Publié le 14/04/2018 à 06:04

Manifestation en Pologne. (Getty)

ANALYSE GÉOPOLITIQUE – «C’est l’arbre qui cache la forêt», dit l’adage. Or, il s’applique bien à l’échiquier politique européen qui est train de changer en profondeur, alors que les médias et les commentateurs mettent trop souvent l’accent sur des élections ponctuelles en Europe. Or, quand on regarde la forêt, il y a lieu de s’inquiéter de la montée du populisme qui mine en sourdine les fondements même de l’Union européenne, affirment des spécialistes.

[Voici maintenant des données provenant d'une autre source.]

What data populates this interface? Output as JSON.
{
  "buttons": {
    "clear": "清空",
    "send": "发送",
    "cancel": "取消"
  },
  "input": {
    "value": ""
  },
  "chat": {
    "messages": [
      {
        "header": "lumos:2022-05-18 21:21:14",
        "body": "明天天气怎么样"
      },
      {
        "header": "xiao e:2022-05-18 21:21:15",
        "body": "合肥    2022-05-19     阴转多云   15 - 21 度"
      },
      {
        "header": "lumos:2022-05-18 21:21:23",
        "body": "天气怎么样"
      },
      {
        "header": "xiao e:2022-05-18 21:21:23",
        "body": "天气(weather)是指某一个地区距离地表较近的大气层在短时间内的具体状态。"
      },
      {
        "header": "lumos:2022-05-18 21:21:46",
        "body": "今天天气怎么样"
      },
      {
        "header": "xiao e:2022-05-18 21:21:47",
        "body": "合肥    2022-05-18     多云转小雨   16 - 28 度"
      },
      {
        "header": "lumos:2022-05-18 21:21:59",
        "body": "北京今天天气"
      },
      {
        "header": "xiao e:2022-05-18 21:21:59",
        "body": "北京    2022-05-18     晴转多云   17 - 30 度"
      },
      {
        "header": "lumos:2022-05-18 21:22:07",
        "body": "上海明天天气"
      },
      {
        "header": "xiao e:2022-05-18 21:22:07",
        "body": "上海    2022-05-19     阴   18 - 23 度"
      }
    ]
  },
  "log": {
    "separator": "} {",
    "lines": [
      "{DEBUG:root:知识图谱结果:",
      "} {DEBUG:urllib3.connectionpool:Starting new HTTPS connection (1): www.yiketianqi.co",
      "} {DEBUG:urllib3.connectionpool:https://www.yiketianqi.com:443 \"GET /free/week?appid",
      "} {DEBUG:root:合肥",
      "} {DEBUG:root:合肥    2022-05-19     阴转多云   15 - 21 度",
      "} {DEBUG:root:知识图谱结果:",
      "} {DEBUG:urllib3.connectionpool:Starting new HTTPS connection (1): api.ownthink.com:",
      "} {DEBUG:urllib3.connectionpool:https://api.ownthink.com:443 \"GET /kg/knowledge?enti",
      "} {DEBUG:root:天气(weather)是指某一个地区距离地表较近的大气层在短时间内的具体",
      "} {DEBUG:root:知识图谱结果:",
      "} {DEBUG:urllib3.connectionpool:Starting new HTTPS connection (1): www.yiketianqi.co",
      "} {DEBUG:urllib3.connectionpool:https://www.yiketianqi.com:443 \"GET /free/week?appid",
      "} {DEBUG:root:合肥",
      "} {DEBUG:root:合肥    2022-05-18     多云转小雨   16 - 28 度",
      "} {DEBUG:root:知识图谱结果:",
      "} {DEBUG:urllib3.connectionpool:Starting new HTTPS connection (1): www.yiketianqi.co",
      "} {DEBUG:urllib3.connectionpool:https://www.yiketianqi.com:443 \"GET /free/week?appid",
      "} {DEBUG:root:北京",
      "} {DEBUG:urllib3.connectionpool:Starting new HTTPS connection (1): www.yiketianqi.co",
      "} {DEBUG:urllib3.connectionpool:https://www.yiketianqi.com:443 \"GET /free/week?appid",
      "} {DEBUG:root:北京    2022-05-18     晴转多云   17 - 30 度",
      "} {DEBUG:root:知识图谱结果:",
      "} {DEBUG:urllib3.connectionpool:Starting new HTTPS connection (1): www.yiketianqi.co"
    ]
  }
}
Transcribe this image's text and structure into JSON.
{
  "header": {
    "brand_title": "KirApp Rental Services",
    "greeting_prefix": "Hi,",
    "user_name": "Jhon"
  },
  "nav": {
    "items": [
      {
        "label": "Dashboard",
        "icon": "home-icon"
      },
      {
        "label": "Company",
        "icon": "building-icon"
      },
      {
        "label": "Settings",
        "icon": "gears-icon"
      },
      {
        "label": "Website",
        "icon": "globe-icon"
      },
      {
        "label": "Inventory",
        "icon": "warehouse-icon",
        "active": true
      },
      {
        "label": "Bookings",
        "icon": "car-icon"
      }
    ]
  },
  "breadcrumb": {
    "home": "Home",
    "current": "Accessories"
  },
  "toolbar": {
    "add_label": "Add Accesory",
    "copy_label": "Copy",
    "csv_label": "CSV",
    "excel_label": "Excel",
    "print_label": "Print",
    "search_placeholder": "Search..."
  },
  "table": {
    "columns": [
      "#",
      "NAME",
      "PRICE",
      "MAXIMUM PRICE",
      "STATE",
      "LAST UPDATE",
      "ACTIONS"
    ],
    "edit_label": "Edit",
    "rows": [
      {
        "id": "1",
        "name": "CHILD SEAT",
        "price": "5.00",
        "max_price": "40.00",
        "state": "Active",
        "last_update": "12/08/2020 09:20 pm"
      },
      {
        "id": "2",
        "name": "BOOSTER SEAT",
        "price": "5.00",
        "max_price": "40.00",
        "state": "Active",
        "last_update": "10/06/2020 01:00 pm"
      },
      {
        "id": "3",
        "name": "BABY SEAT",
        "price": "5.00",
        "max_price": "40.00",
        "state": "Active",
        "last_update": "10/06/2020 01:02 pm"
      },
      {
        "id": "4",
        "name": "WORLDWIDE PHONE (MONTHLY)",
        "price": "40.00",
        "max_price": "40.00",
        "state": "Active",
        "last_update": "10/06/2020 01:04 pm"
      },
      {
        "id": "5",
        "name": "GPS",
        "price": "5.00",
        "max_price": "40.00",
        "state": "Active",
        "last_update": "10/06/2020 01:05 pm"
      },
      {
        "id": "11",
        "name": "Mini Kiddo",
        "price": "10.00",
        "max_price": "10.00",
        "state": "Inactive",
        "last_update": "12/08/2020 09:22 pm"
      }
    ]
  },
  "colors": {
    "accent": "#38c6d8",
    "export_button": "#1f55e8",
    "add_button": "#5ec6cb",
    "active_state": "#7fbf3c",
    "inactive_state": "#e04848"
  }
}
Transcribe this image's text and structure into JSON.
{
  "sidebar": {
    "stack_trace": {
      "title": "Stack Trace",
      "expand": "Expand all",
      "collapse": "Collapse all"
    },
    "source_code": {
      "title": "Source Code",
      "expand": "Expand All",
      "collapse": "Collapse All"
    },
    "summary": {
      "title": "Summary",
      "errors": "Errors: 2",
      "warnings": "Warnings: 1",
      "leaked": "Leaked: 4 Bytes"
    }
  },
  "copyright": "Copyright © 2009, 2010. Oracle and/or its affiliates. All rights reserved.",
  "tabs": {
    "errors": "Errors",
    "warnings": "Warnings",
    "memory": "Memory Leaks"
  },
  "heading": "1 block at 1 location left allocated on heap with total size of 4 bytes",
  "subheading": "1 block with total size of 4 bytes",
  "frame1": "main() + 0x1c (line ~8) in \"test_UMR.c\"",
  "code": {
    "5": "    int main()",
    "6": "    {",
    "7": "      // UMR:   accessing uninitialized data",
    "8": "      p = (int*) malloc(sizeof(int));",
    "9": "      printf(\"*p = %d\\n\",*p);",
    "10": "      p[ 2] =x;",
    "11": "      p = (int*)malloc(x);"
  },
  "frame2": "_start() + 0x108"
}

C’est avec une vision d’ensemble et historique qu’on peut mieux jauger le risque géopolitique qui menace les exportateurs et les investisseurs en Europe. Car les partis populistes, de gauche comme de droite, sont contre la mondialisation, le libre-échange, le libéralisme économique et l’Union européenne. Bref, ils sont contre la démocratie libérale.

Et à droite, ce populisme s’accompagne d’un nationalisme ethnique et d’une opposition farouche à l’immigration, souvent même lorsqu’elle est contrôlée.

Or, les populismes de gauche et de droite sont en progression marquée depuis le début des années 2000 en Europe, comme on peut le constater sur ce graphique de Deutsche Bank.

Un survol du résultat des élections (incluant les référendums) dans les principaux pays européens depuis trois ans montre bien l’ampleur du phénomène.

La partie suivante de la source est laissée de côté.